The Minister of Town & Country Planning graded the building as one of special interest but sadly most of the building was destroyed by fire in 1954. The Council considered demolishing it, but it was saved by public protest. The carved stone set in the gable of the outhouse was not damaged.
The property was advertised for sale and considerable interest was shown. It was again destroyed by fire in 1975, and was subsequently vandalised. The council then decided to demolish the building completely. The Birkenhead History Society stepped in to try and save the building and were given 30 days to submit their suggestions.
The Birkenhead History Society won permission from Wirral Borough Council for the cottage to be rebuilt and restored to its former glory. Rather than return the cottage to residential use the Society felt that the townspeople would be better served by having a field study centre which could be used by local school children.
A historic package containing a copy of “News”, “Times” and some coins, a history of Birkenhead and in particular the restoration project was laid behind stones at the Cottage by the Mayor of Wirral, Councillor John Evans and his wife the Mayoress. The cottage was open for schools from May 1977.
A voluntary organisation called the Wirral Urban Farm Association together with the Tam O’Shanter Cottage Trust began to develop the 4 acres around the cottage as a city farm. The construction of farm buildings, paths and fencing was soon followed by a collection of farm animals.

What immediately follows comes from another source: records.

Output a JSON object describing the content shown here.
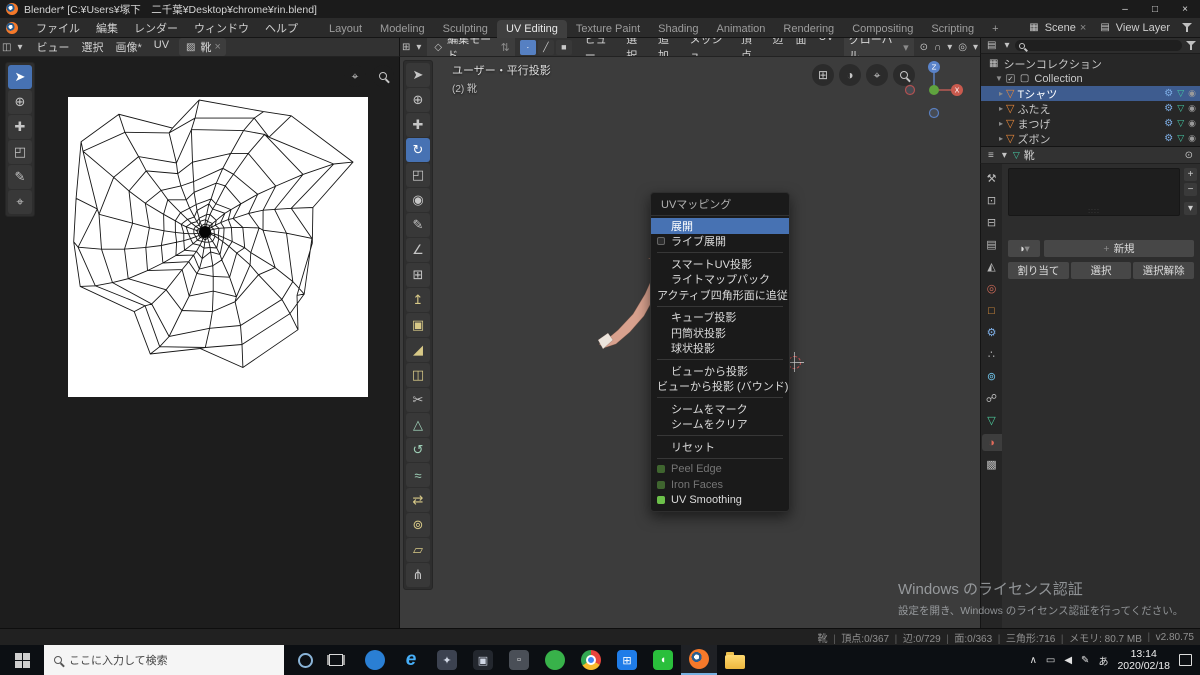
{
  "titlebar": {
    "title": "Blender* [C:¥Users¥塚下　二千葉¥Desktop¥chrome¥rin.blend]"
  },
  "icons": {
    "chevron_down": "▾",
    "updown_arrows": "⇅",
    "disclosure_closed": "▸",
    "disclosure_open": "▼",
    "check": "✓",
    "close": "×",
    "minimize": "–",
    "maximize": "□",
    "eye": "◉",
    "mesh_triangle": "▽",
    "wrench": "⚙",
    "plus": "+",
    "minus": "−",
    "image": "▨",
    "scene_box": "▦",
    "layers": "▤",
    "properties": "≡",
    "collection": "▢",
    "pin": "⊙",
    "grid": "⊞",
    "shading_sphere": "◑",
    "pan": "⌖",
    "editor_menu": "◫",
    "edit_mode": "◇",
    "pivot": "⊙",
    "magnet": "∩",
    "proportional": "◎",
    "browse_material": "◑",
    "grip": "::::"
  },
  "topbar": {
    "menus": [
      "ファイル",
      "編集",
      "レンダー",
      "ウィンドウ",
      "ヘルプ"
    ],
    "workspaces": [
      {
        "label": "Layout"
      },
      {
        "label": "Modeling"
      },
      {
        "label": "Sculpting"
      },
      {
        "label": "UV Editing",
        "active": true
      },
      {
        "label": "Texture Paint"
      },
      {
        "label": "Shading"
      },
      {
        "label": "Animation"
      },
      {
        "label": "Rendering"
      },
      {
        "label": "Compositing"
      },
      {
        "label": "Scripting"
      },
      {
        "label": "+"
      }
    ],
    "scene_label": "Scene",
    "view_layer_label": "View Layer"
  },
  "uv_editor": {
    "menus": [
      "ビュー",
      "選択",
      "画像*",
      "UV"
    ],
    "image_name": "靴",
    "tools": [
      {
        "name": "tweak",
        "glyph": "➤",
        "active": true
      },
      {
        "name": "cursor",
        "glyph": "⊕"
      },
      {
        "name": "move",
        "glyph": "✚"
      },
      {
        "name": "scale",
        "glyph": "◰"
      },
      {
        "name": "annotate",
        "glyph": "✎"
      },
      {
        "name": "grab",
        "glyph": "⌖"
      }
    ]
  },
  "viewport": {
    "mode": "編集モード",
    "menus": [
      "ビュー",
      "選択",
      "追加",
      "メッシュ",
      "頂点",
      "辺",
      "面",
      "UV"
    ],
    "select_modes": [
      {
        "name": "vertex",
        "glyph": "∙",
        "active": true
      },
      {
        "name": "edge",
        "glyph": "╱"
      },
      {
        "name": "face",
        "glyph": "■"
      }
    ],
    "orientation": "グローバル",
    "overlay1": "ユーザー・平行投影",
    "overlay2": "(2) 靴",
    "gizmo": {
      "x": "X",
      "z": "Z"
    },
    "tools": [
      {
        "name": "select-box",
        "glyph": "➤"
      },
      {
        "name": "cursor",
        "glyph": "⊕"
      },
      {
        "name": "move",
        "glyph": "✚"
      },
      {
        "name": "rotate",
        "glyph": "↻",
        "active": true
      },
      {
        "name": "scale",
        "glyph": "◰"
      },
      {
        "name": "transform",
        "glyph": "◉"
      },
      {
        "name": "annotate",
        "glyph": "✎"
      },
      {
        "name": "measure",
        "glyph": "∠"
      },
      {
        "name": "add-cube",
        "glyph": "⊞"
      },
      {
        "name": "extrude",
        "glyph": "↥",
        "color": "#d8c987"
      },
      {
        "name": "inset",
        "glyph": "▣",
        "color": "#d8c987"
      },
      {
        "name": "bevel",
        "glyph": "◢",
        "color": "#d8c987"
      },
      {
        "name": "loop-cut",
        "glyph": "◫",
        "color": "#d8c987"
      },
      {
        "name": "knife",
        "glyph": "✂"
      },
      {
        "name": "poly-build",
        "glyph": "△",
        "color": "#9fd0b8"
      },
      {
        "name": "spin",
        "glyph": "↺",
        "color": "#9fd0b8"
      },
      {
        "name": "smooth",
        "glyph": "≈",
        "color": "#9fd0b8"
      },
      {
        "name": "edge-slide",
        "glyph": "⇄",
        "color": "#d8c987"
      },
      {
        "name": "shrink-fatten",
        "glyph": "⊚",
        "color": "#d8c987"
      },
      {
        "name": "shear",
        "glyph": "▱",
        "color": "#d8c987"
      },
      {
        "name": "rip",
        "glyph": "⋔"
      }
    ]
  },
  "context_menu": {
    "title": "UVマッピング",
    "items": [
      {
        "label": "展開",
        "active": true
      },
      {
        "label": "ライブ展開",
        "checkbox": true
      },
      {
        "sep": true
      },
      {
        "label": "スマートUV投影"
      },
      {
        "label": "ライトマップパック"
      },
      {
        "label": "アクティブ四角形面に追従"
      },
      {
        "sep": true
      },
      {
        "label": "キューブ投影"
      },
      {
        "label": "円筒状投影"
      },
      {
        "label": "球状投影"
      },
      {
        "sep": true
      },
      {
        "label": "ビューから投影"
      },
      {
        "label": "ビューから投影 (バウンド)"
      },
      {
        "sep": true
      },
      {
        "label": "シームをマーク"
      },
      {
        "label": "シームをクリア"
      },
      {
        "sep": true
      },
      {
        "label": "リセット"
      },
      {
        "sep": true
      },
      {
        "label": "Peel Edge",
        "icon": true,
        "disabled": true
      },
      {
        "label": "Iron Faces",
        "icon": true,
        "disabled": true
      },
      {
        "label": "UV Smoothing",
        "icon": true
      }
    ]
  },
  "outliner": {
    "scene_collection": "シーンコレクション",
    "collection": "Collection",
    "objects": [
      {
        "label": "Tシャツ",
        "selected": true
      },
      {
        "label": "ふたえ"
      },
      {
        "label": "まつげ"
      },
      {
        "label": "ズボン"
      }
    ]
  },
  "properties": {
    "object_name": "靴",
    "tabs": [
      {
        "name": "tool",
        "glyph": "⚒"
      },
      {
        "name": "render",
        "glyph": "⊡"
      },
      {
        "name": "output",
        "glyph": "⊟"
      },
      {
        "name": "view-layer",
        "glyph": "▤"
      },
      {
        "name": "scene",
        "glyph": "◭"
      },
      {
        "name": "world",
        "glyph": "◎",
        "color": "#cf6a58"
      },
      {
        "name": "object",
        "glyph": "□",
        "color": "#e8973e"
      },
      {
        "name": "modifiers",
        "glyph": "⚙",
        "color": "#7fb0e8"
      },
      {
        "name": "particles",
        "glyph": "∴"
      },
      {
        "name": "physics",
        "glyph": "⊚",
        "color": "#6fc3e8"
      },
      {
        "name": "constraints",
        "glyph": "☍"
      },
      {
        "name": "data",
        "glyph": "▽",
        "color": "#4ecf9f"
      },
      {
        "name": "material",
        "glyph": "◑",
        "color": "#e06a5a",
        "active": true
      },
      {
        "name": "texture",
        "glyph": "▩"
      }
    ],
    "new_button": "新規",
    "assign_button": "割り当て",
    "select_button": "選択",
    "deselect_button": "選択解除"
  },
  "statusbar": {
    "segments": [
      "靴",
      "頂点:0/367",
      "辺:0/729",
      "面:0/363",
      "三角形:716",
      "メモリ: 80.7 MB",
      "v2.80.75"
    ]
  },
  "watermark": {
    "line1": "Windows のライセンス認証",
    "line2": "設定を開き、Windows のライセンス認証を行ってください。"
  },
  "taskbar": {
    "search_placeholder": "ここに入力して検索",
    "apps": [
      {
        "name": "people",
        "style": "circle",
        "bg": "#2a7fd4"
      },
      {
        "name": "edge",
        "style": "glyph",
        "glyph": "e",
        "color": "#46aef7"
      },
      {
        "name": "dark-app",
        "style": "square",
        "bg": "#3c4250",
        "glyph": "✦",
        "color": "#cfd6e4"
      },
      {
        "name": "camera",
        "style": "square",
        "bg": "#23272e",
        "glyph": "▣",
        "color": "#cfd6e4"
      },
      {
        "name": "gray-app",
        "style": "square",
        "bg": "#4a4f57",
        "glyph": "▫",
        "color": "#e8e8e8"
      },
      {
        "name": "green-app",
        "style": "circle",
        "bg": "#38b24a"
      },
      {
        "name": "chrome",
        "style": "chrome"
      },
      {
        "name": "store",
        "style": "square",
        "bg": "#1f7ce8",
        "glyph": "⊞",
        "color": "#ffffff"
      },
      {
        "name": "line",
        "style": "square",
        "bg": "#2abf3c",
        "glyph": "◖",
        "color": "#ffffff"
      },
      {
        "name": "blender",
        "style": "blender",
        "active": true
      },
      {
        "name": "explorer",
        "style": "folder"
      }
    ],
    "tray": [
      {
        "name": "hidden-icons",
        "glyph": "∧"
      },
      {
        "name": "display",
        "glyph": "▭"
      },
      {
        "name": "volume",
        "glyph": "◀"
      },
      {
        "name": "pen",
        "glyph": "✎"
      },
      {
        "name": "ime",
        "glyph": "あ"
      }
    ],
    "clock": {
      "time": "13:14",
      "date": "2020/02/18"
    }
  }
}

The Tam O’Shanter Cottage Urban Farm Trust continues to manage the farm with its objectives to promote the preservation of the cottage as a field centre and education facility alongside providing and maintaining facilities for the social welfare, recreation and leisure time of the local community. Tam O’Shanter Urban Farm is maintained by the trust through grants, donations, fund-raising events, sales income and the generous support of many volunteers.